Kepolisian Resor Kota (Polresta) Barelang mencatat total 31 orang menjadi korban dalam insiden yang terjadi saat aktivitas kerja berlangsung di area kapal.
"Pendataan terakhir yang kami terima, korban meninggal ada 10 jiwa, untuk yang luka-luka berjumlah 21 orang," ujar Kapolsek Batu Aji AKP Raden Bimo Dwi Lambang, saat ditemui di RS Mutiara Aini, Batam.
Seluruh korban telah dievakuasi ke empat rumah sakit di sekitar lokasi kejadian. Rinciannya: - RS Mutiara Aini: 15 korban (4 meninggal, 5 luka berat, 6 luka ringan) - RS Graha Hermine: 7 korban (1 luka ringan, 6 luka berat) - RS Elizabeth Sei Lekop: 7 korban (4 meninggal, 3 luka ringan) - RSUD Embung Fatimah: 2 korban meninggal dunia
"Rata-rata korban meninggal mengalami luka bakar parah, sedangkan korban luka berat mengalami luka bakar hingga 70-80 persen," jelas Bimo.
Proses evakuasi seluruh korban selesai sekitar pukul 09.00 WIB. Jenazah para korban saat ini telah dipindahkan ke RS Bhayangkara Polda Kepri untuk keperluan pendataan dan pemeriksaan luar oleh tim forensik.
"Pemeriksaan ini bagian dari proses penyelidikan. Setelah selesai, pihak keluarga bisa mengambil jenazah," tambahnya.
Insiden ini menjadi yang kedua kalinya terjadi di PT ASL Shipyard dalam kurun waktu kurang dari lima bulan. Pada 24 Juni 2025, peristiwa serupa menewaskan 4 pekerja dan melukai 5 lainnya.

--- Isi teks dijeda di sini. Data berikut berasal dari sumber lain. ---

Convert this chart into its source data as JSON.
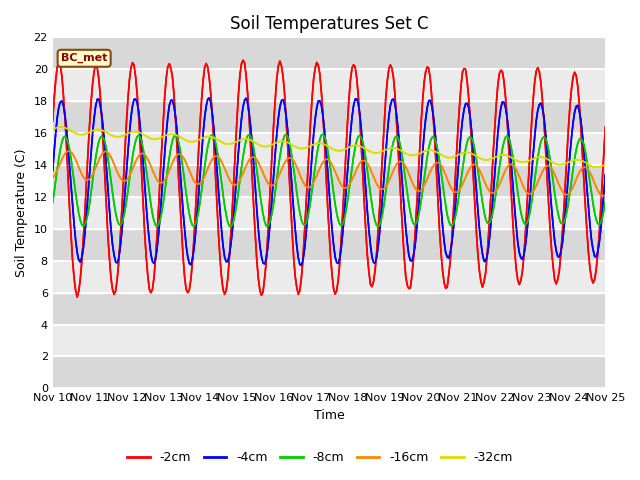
{
  "title": "Soil Temperatures Set C",
  "xlabel": "Time",
  "ylabel": "Soil Temperature (C)",
  "annotation": "BC_met",
  "ylim": [
    0,
    22
  ],
  "xlim": [
    0,
    360
  ],
  "legend": [
    "-2cm",
    "-4cm",
    "-8cm",
    "-16cm",
    "-32cm"
  ],
  "colors": [
    "#ff0000",
    "#0000ff",
    "#00cc00",
    "#ff8800",
    "#dddd00"
  ],
  "line_width": 1.2,
  "xtick_labels": [
    "Nov 10",
    "Nov 11",
    "Nov 12",
    "Nov 13",
    "Nov 14",
    "Nov 15",
    "Nov 16",
    "Nov 17",
    "Nov 18",
    "Nov 19",
    "Nov 20",
    "Nov 21",
    "Nov 22",
    "Nov 23",
    "Nov 24",
    "Nov 25"
  ],
  "xtick_positions": [
    0,
    24,
    48,
    72,
    96,
    120,
    144,
    168,
    192,
    216,
    240,
    264,
    288,
    312,
    336,
    360
  ],
  "ytick_positions": [
    0,
    2,
    4,
    6,
    8,
    10,
    12,
    14,
    16,
    18,
    20,
    22
  ],
  "plot_bg_color": "#ebebeb",
  "title_fontsize": 12,
  "axis_fontsize": 9,
  "tick_fontsize": 8
}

Dalam kasus sebelumnya, penyelidikan mengungkap adanya kelalaian pada bagian health, safety, and environment (HSE) dari pihak subkontraktor.
Dua orang petugas HSE berinisial A dan F bahkan telah ditetapkan sebagai tersangka oleh Polresta Barelang.
Kapolresta Barelang Kombes Pol Zaenal Arifin menegaskan pihaknya akan mengusut tuntas kebakaran terbaru ini.
"Jika ditemukan unsur pidana, kami akan tindak tegas. Saat ini masih dalam tahap penyelidikan," ujar Zaenal.